Kit’s fingers clutched the fabric of her slops with white knuckles and she exhaled slowly as Chócht put the broadside back on the desk and removed his spectacles. 

He pointed to her with them. “Is’t true, Katherine? Did you murder Lord Umberlow’s heir?”

She considered bolting for the door, but doubted she’d make it far. After a long, tense moment she nodded.

“What were the circumstances?” he asked.

She furrowed her brow. Nobody ever cared about that. She was a traveling player, little better than a vagrant, and the randy lout was a lord’s eldest son. She’d hang regardless. 

Chócht simply raised an eyebrow and waited for her to reply.

“‘Twas an accident…” she finally said, a tremor forming in her voice as she recalled the episode. “He made… unwanted advances, and when I protested he became violent.” She cast her eyes about the loft helplessly. “The silverware was under me on the table, so I grabbed a knife and… then I ran. Haven’t stopped running since.”

Chócht grunted in reply.

“What now?” she asked. “You sell me to Lord Umberlow for the noose?” She figured it was best just to get this over with. She’d give him the slip and then…  she didn’t know what then. She’d just keep running.

“I could,” he considered. “Five pounds is a lot of coin for one wicked, freckled trull.”

“I ain’t no trull,” she replied hotly. “I might be wicked and freckled, but I’m still a maid.”

“Truly?” he asked. When she replied with a scowl, he chuckled and held up his hands. “No slight on your virtue intended. That coin’d fill our coffers, aye, but a lass who can nick a purse under my nose’ll earn us tenfold in scarce a dozen moons. So no, I don’t reckon I’m going to sell you to that cankered noble. Incidentally, due to your gender and youth, you’d likely be beheaded, not hanged. But removing your head from your shoulders would be a waste of your talents.” He pointed at her. “But that means you’re indebted to me for five pounds, so I own your scrawny arse now.”

She furrowed her brow. “Like an indenture?”

“Think of it more as an apprenticeship. You’re scrappy, not half-addled in the head, and show promise.” He tapped his nose again. “I can smell potential.”

It could be worse, she supposed. In fact it could be a lot worse. Zahra wasn’t wrong about her odds of surviving on these streets alone.  

“What exactly… do you do?” she asked. 

“Little bit of this, little bit of that.” He waggled a hand. “We’re not picky and we don’t ask questions.”

“So you’re thieves.”

He looked offended. “Nay, we’re no mere rogues or sell-swords, but problem-solvers.

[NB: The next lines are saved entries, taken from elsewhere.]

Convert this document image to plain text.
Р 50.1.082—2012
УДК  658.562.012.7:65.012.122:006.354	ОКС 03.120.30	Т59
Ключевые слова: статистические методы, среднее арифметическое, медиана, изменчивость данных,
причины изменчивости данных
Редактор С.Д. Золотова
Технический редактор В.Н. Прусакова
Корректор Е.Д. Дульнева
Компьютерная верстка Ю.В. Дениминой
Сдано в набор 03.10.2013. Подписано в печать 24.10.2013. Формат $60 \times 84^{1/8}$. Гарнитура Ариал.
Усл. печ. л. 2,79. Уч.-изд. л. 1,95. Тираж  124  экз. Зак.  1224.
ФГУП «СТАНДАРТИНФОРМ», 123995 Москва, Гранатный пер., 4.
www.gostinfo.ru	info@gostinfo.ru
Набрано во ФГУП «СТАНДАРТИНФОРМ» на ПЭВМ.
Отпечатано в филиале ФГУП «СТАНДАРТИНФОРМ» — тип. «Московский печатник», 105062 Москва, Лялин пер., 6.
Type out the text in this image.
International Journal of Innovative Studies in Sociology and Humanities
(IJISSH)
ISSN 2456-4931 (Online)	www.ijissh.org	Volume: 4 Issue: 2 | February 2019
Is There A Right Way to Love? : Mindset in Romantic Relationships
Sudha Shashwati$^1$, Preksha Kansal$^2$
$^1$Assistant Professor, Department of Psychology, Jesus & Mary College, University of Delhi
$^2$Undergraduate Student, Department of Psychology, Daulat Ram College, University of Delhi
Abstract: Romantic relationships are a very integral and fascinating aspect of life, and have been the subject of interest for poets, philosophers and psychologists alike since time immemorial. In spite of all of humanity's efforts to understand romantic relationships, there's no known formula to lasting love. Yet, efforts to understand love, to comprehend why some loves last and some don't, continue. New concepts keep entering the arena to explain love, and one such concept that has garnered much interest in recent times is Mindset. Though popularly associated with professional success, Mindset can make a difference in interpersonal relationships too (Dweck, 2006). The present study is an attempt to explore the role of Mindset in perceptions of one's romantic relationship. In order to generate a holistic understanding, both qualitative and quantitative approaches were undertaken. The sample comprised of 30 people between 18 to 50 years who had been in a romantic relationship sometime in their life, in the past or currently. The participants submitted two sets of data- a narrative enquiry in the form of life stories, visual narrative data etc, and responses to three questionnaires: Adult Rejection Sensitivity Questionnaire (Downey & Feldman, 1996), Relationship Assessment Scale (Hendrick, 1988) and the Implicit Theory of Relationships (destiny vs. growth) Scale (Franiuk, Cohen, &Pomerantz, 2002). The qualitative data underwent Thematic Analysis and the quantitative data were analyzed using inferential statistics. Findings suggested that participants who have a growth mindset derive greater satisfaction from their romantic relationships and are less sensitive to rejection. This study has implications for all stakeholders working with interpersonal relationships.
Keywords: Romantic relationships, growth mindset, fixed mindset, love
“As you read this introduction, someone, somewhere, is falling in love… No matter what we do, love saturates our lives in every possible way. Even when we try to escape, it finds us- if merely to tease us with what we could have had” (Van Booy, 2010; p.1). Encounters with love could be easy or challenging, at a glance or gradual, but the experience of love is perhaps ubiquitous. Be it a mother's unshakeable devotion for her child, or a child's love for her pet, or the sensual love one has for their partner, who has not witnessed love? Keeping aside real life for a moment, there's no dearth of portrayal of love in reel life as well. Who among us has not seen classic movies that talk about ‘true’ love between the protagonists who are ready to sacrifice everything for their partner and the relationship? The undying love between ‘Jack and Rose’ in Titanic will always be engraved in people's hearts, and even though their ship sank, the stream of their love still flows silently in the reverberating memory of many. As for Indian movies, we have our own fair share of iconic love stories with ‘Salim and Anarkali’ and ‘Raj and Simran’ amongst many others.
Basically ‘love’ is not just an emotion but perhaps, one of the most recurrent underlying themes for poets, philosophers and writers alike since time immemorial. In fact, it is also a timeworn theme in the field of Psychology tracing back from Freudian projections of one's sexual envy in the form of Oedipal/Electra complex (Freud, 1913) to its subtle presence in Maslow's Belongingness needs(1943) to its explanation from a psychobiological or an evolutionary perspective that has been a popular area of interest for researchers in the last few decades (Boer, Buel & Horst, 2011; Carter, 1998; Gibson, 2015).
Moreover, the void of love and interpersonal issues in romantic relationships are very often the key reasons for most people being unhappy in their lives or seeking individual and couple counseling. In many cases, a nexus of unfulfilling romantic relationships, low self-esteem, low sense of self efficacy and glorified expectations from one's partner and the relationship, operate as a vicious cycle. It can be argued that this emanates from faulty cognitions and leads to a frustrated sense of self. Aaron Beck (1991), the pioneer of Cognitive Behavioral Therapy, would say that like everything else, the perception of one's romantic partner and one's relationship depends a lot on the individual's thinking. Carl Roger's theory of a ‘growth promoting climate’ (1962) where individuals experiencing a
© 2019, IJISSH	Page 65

A fellowship of uncommon talents, if you will. We do dirty deeds, dirt-cheap, and with decided discretion.” He stood from the chair and cracked his big knuckles. “So, what d’you say? You in?”

Kit eyed him. “Doesn’t sound like I have a choice.”

“That’s the spirit, lass. Then let me be the first to welcome you to the Stygian Blades Mercenary Company.” He strode over and took her hand in a crushing grip, pumping her arm. “You can sleep in the stable loft. Zahra will see to getting you settled.”